Three short experiments. Predict before you run, then test your guess.

Predict first

Add a CoinValue attribute (value 1) to your RestStop part. Don't add a ProximityPrompt to it. Press Play. Walk on the rest stop. Predict what happens. Then check Output — was there an error?

Compare

Change one pickup's HoldDuration in Properties from 0 to 3. Now compare collecting a 0-hold pickup vs a 3-hold one. Which feels right for a common pickup? Which would you save for a rare drop? Why does a hold time change the perceived value?

Connect

Right now you place pickups by hand. In Stage 4 you'll build a dropper that spawns new pickups every few seconds. Look at the wirePickup function — what part of the spawning loop will need to call it?

Test your stage

  • Press ▶ Play. Walk the planks to the Stage 4 yellow pad. Counter goes up by 4 (Stage 4's payout).
  • Walk near a coin pickup. "Collect" prompt appears. Press E. Coin disappears, counter ticks up by its CoinValue.
  • The gold (5-coin) pickup pays 5; regular ones pay 1.
  • Walked-past pickups stay until collected; collected ones don't come back this session.
  • Reset character. Collected pickups remain gone (they were destroyed). Walk back — only the un-collected ones remain.
  • Design check. Are the pickups visible on the walkway, but require a small detour or pause to grab? If they're directly on the safest path, they're free money. If they're impossible to grab without falling, they're frustrating. Aim for "I have to look up from the planks for a second."

If it breaks

  • No "Collect" prompt appears when I walk near the coin. The ProximityPrompt either isn't there or has Enabled = false. Open the pickup in Explorer — there should be a ProximityPrompt indented inside it.
  • Prompt appears but pressing E does nothing. The script's loop never wired this pickup. Most common cause: the pickup is missing the CoinValue attribute. The loop skips anything without it.
  • Pressing E gives me a coin but doesn't destroy the pickup. Re-check the pickup:Destroy() line in the script. If you wrote pickup.Destroy() (dot, not colon), Lua won't run it — colons are how you call methods on objects.
  • Pickups respawn when I press Play again. That's correct — they're placed in Workspace, so each Play session starts with all of them. If you want pickups to stay collected between sessions, you'd save state with DataStoreService (Stage 4).
  • The gold pickup pays 1 like all the others. You forgot to set its CoinValue attribute to 5. Click the gold pickup, Properties → Attributes — confirm CoinValue = 5, not 1.
  • Studio errors with Triggered is not a valid member of Part. You connected to Part.Triggered instead of ProximityPrompt.Triggered. Re-check that the connection is on the prompt object: prompt.Triggered:Connect(...).
Coach notes

The biggest pedagogical risk at Stage 3 is campers thinking the script defines the coin amount. The script defines the mechanic — the amount lives on the part. Walk every camper through the difference by changing a pickup's CoinValue attribute (no script edit) and seeing the payout flip.

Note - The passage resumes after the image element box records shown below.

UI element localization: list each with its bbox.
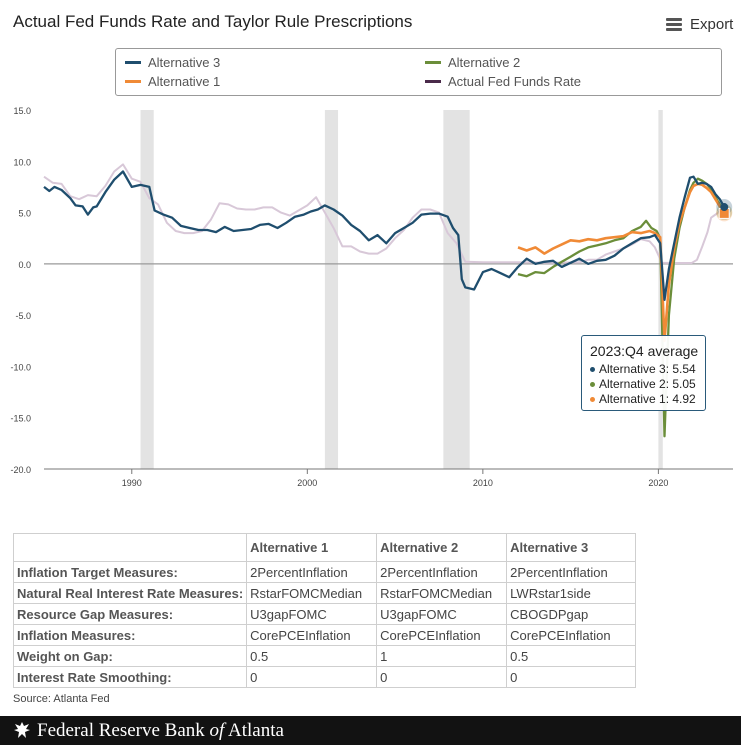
row-label: Weight on Gap: <box>12 645 248 667</box>
y-tick-label: 0.0 <box>18 260 31 270</box>
table-cell: CorePCEInflation <box>246 624 378 646</box>
table-cell: U3gapFOMC <box>246 603 378 625</box>
table-cell: 2PercentInflation <box>376 561 508 583</box>
table-cell: 0 <box>376 666 508 688</box>
tooltip-title: 2023:Q4 average <box>590 343 699 359</box>
table-header-empty <box>12 533 248 562</box>
table-cell: CorePCEInflation <box>506 624 637 646</box>
tooltip-value: Alternative 2: 5.05 <box>599 377 696 391</box>
row-label: Inflation Target Measures: <box>12 561 248 583</box>
table-cell: 1 <box>376 645 508 667</box>
eagle-logo-icon <box>14 721 30 738</box>
export-button[interactable]: Export <box>666 16 733 33</box>
table-cell: RstarFOMCMedian <box>376 582 508 604</box>
legend-label: Alternative 1 <box>148 74 221 89</box>
tooltip-dot-icon <box>590 367 595 373</box>
row-label: Inflation Measures: <box>12 624 248 646</box>
x-tick-label: 2000 <box>297 478 317 488</box>
legend-item-alternative-1[interactable]: Alternative 1 <box>125 74 220 89</box>
parameters-table: Alternative 1 Alternative 2 Alternative … <box>12 533 637 688</box>
legend-swatch <box>125 61 141 64</box>
series-line-alternative-2 <box>517 177 726 438</box>
table-cell: U3gapFOMC <box>376 603 508 625</box>
chart-legend: Alternative 3 Alternative 2 Alternative … <box>115 48 722 96</box>
y-tick-label: 10.0 <box>13 157 31 167</box>
row-label: Interest Rate Smoothing: <box>12 666 248 688</box>
table-row: Inflation Target Measures: 2PercentInfla… <box>12 561 637 583</box>
tooltip-dot-icon <box>590 382 595 388</box>
table-cell: 2PercentInflation <box>506 561 637 583</box>
table-cell: 0 <box>506 666 637 688</box>
tooltip-value: Alternative 1: 4.92 <box>599 392 696 406</box>
tooltip-row: Alternative 3: 5.54 <box>590 362 705 377</box>
table-row: Resource Gap Measures: U3gapFOMC U3gapFO… <box>12 603 637 625</box>
legend-swatch <box>425 80 441 83</box>
legend-label: Actual Fed Funds Rate <box>448 74 581 89</box>
row-label: Resource Gap Measures: <box>12 603 248 625</box>
tooltip-row: Alternative 1: 4.92 <box>590 392 705 407</box>
tooltip-dot-icon <box>590 397 595 403</box>
table-cell: LWRstar1side <box>506 582 637 604</box>
legend-label: Alternative 3 <box>148 55 221 70</box>
y-tick-label: -20.0 <box>10 465 31 475</box>
legend-item-actual-fed-funds-rate[interactable]: Actual Fed Funds Rate <box>425 74 581 89</box>
x-tick-label: 1990 <box>122 478 142 488</box>
table-header: Alternative 3 <box>506 533 637 562</box>
y-tick-label: -15.0 <box>10 414 31 424</box>
footer-title: Federal Reserve Bank of Atlanta <box>37 719 284 741</box>
table-cell: 0.5 <box>246 645 378 667</box>
series-line-alternative-3 <box>43 170 726 301</box>
tooltip-value: Alternative 3: 5.54 <box>599 362 696 376</box>
row-label: Natural Real Interest Rate Measures: <box>12 582 248 604</box>
table-row: Interest Rate Smoothing: 0 0 0 <box>12 666 637 688</box>
recession-band <box>443 110 470 469</box>
table-row: Weight on Gap: 0.5 1 0.5 <box>12 645 637 667</box>
tooltip-row: Alternative 2: 5.05 <box>590 377 705 392</box>
table-cell: 2PercentInflation <box>246 561 378 583</box>
legend-swatch <box>125 80 141 83</box>
table-cell: RstarFOMCMedian <box>246 582 378 604</box>
legend-swatch <box>425 61 441 64</box>
data-tooltip: 2023:Q4 average Alternative 3: 5.54 Alte… <box>581 335 706 411</box>
source-note: Source: Atlanta Fed <box>13 693 110 705</box>
table-header: Alternative 2 <box>376 533 508 562</box>
table-cell: 0 <box>246 666 378 688</box>
x-tick-label: 2010 <box>473 478 493 488</box>
legend-item-alternative-3[interactable]: Alternative 3 <box>125 55 220 70</box>
series-line-alternative-1 <box>517 182 726 343</box>
y-tick-label: -5.0 <box>15 311 31 321</box>
y-tick-label: 5.0 <box>18 209 31 219</box>
recession-band <box>140 110 154 469</box>
legend-item-alternative-2[interactable]: Alternative 2 <box>425 55 520 70</box>
y-tick-label: -10.0 <box>10 362 31 372</box>
chart-title: Actual Fed Funds Rate and Taylor Rule Pr… <box>13 12 413 31</box>
recession-band <box>324 110 339 469</box>
menu-icon <box>666 18 682 31</box>
chart-plot-area: 15.0 10.0 5.0 0.0 -5.0 -10.0 -15.0 -20.0 1990 200… <box>10 106 733 488</box>
x-tick-label: 2020 <box>648 478 668 488</box>
table-row: Natural Real Interest Rate Measures: Rst… <box>12 582 637 604</box>
hover-marker <box>720 203 729 212</box>
table-header: Alternative 1 <box>246 533 378 562</box>
legend-label: Alternative 2 <box>448 55 521 70</box>
y-tick-label: 15.0 <box>13 106 31 116</box>
table-cell: 0.5 <box>506 645 637 667</box>
footer-banner: Federal Reserve Bank of Atlanta <box>0 716 741 745</box>
export-label: Export <box>690 16 734 33</box>
table-cell: CorePCEInflation <box>376 624 508 646</box>
table-header-row: Alternative 1 Alternative 2 Alternative … <box>12 533 637 562</box>
table-cell: CBOGDPgap <box>506 603 637 625</box>
table-row: Inflation Measures: CorePCEInflation Cor… <box>12 624 637 646</box>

  • Common failure: campers duplicate the pickup (Ctrl+D) and forget the attribute was on the original. Both copies should keep the attribute (Ctrl+D copies attributes). If they re-add the prompt manually, they sometimes leave the attribute off.
  • Some campers will want to animate the coin (rotation, bobbing). Encourage it as a stretch — but warn that adding a while true do to spin the coin without Anchored = true will make it fall.
  • 45 minutes total. Plank build + checkpoint takes 10, pickup recipe + prompt + attribute takes 10, script + scattering pickups takes 25.